U.S. Reps. Rush Holt and Rodney Frelinghuysen visited the Princeton Plasma Physics Laboratory this morning to announce that the U.S. House of Representatives has passed legislation to restore $76 million in funding for fusion energy research.
The funding, which supports the Princeton Plasma Physics Lab and other energy research laboratories, was not included in the President Obama’s fiscal year 2013 budget request. Without the funding, the lab would face major cutbacks on research projects and staff reductions of up to 100 people, including scientists, engineers, and lab technicians.
“Fusion research is key to America’s energy future, and we are proud to have this important work in New Jersey,” said Holt, who was the assistant director of the lab before his election to Congress. “If you look around us today, you’ll see workers in lab coats, workers in suits, and workers in jeans and hardhats — in other words, a broad cross-section of the New Jersey workforce. All of these jobs, and all of their crucial research, are placed at risk by efforts to cut basic research.”
After the President announced his plans earlier this year to cut funding for fusion energy research, Holt gathered a coalition of 48 bipartisan members of Congress to oppose the cuts. The group wrote a letter to Frelinghuysen in his role as chairman of the U.S. House Appropriations Subcommittee on Energy and Water Development, asking that the funding be restored. Frelinghuysen is a Republican representing New Jersey’s 11th District.
“Clean energy is an area in which our government can ill-afford to fall behind,” the bipartisan coalition wrote. “We will cede further advantage to countries such as China, South Korea, Japan, and the European Union, all of which are pursuing substantially more aggressive fusion programs than our own.”

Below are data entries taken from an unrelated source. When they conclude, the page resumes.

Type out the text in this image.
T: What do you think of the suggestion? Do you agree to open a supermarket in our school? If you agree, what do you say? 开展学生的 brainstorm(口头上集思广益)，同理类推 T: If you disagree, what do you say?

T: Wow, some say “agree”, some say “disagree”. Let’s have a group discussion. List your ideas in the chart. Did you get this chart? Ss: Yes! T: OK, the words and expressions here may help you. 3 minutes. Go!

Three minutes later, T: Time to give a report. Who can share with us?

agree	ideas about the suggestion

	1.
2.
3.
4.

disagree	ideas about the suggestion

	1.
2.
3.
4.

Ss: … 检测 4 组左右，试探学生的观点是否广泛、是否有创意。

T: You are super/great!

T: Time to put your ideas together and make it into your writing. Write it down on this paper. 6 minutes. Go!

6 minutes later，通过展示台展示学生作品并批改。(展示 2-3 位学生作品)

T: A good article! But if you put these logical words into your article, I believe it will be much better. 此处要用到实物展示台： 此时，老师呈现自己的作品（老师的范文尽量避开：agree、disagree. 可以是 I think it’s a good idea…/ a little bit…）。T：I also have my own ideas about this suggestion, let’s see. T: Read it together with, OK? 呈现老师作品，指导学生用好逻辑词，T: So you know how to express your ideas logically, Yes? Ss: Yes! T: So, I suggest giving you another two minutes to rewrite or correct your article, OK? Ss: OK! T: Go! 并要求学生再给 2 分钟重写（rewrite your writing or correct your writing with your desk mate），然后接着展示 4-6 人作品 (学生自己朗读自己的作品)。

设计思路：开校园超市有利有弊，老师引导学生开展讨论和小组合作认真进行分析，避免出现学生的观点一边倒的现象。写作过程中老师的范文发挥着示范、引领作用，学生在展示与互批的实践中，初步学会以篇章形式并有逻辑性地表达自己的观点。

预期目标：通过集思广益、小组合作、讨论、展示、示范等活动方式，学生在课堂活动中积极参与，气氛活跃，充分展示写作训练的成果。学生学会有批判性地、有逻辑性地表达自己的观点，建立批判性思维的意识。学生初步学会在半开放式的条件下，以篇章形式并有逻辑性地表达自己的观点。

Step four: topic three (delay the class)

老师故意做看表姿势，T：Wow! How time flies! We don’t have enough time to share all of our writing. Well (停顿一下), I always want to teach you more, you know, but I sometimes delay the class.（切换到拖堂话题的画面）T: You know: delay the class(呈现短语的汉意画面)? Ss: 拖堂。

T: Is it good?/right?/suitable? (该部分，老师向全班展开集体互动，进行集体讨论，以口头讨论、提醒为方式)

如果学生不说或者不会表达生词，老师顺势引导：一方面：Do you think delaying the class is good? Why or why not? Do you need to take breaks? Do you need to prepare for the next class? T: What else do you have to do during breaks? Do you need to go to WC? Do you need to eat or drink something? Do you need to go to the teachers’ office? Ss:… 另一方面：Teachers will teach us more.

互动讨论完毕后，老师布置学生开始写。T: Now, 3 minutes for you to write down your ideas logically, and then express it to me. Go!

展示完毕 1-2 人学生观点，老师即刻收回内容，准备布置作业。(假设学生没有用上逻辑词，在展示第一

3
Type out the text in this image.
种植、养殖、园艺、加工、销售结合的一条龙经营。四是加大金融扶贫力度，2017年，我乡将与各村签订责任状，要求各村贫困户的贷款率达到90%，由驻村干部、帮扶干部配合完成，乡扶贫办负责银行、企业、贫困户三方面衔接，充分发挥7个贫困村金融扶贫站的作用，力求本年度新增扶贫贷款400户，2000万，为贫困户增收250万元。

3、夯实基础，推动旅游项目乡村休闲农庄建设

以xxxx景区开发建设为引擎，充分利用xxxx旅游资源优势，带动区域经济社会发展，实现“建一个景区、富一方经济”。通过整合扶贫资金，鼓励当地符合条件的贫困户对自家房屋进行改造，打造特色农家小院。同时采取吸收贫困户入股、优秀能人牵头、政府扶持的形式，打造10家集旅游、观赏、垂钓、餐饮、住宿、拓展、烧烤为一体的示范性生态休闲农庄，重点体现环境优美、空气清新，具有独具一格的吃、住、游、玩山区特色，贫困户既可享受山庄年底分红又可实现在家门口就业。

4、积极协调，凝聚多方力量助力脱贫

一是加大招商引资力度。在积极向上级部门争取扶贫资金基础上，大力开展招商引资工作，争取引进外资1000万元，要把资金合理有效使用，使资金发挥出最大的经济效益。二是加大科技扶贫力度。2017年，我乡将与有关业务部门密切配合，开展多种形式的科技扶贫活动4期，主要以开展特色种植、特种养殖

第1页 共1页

In response, Frelinghuysen authored legislative language restoring full funding for fusion energy research in the fiscal year 2013 energy and water appropriations bill. The bill passed the U.S. House of Representatives on June 6.
“I asked Representative Frelinghuysen to join us at PPPL today mostly so that we could say,`Thank you’,” Holt said. “His leadership is admirable and deeply appreciated. The Senate still must pass an energy bill that retains this new funding, but thanks to his efforts, the momentum is moving in the right direction.”
Holt and Frelinghuysen were hosted by Stewart Prager, the director of the lab, and Princeton University President Shirley Tilghman.
“The funding bill they both fought for is exceedingly important for the advancement of fusion energy, paving the way for new pathways for the U.S.,” Prager said.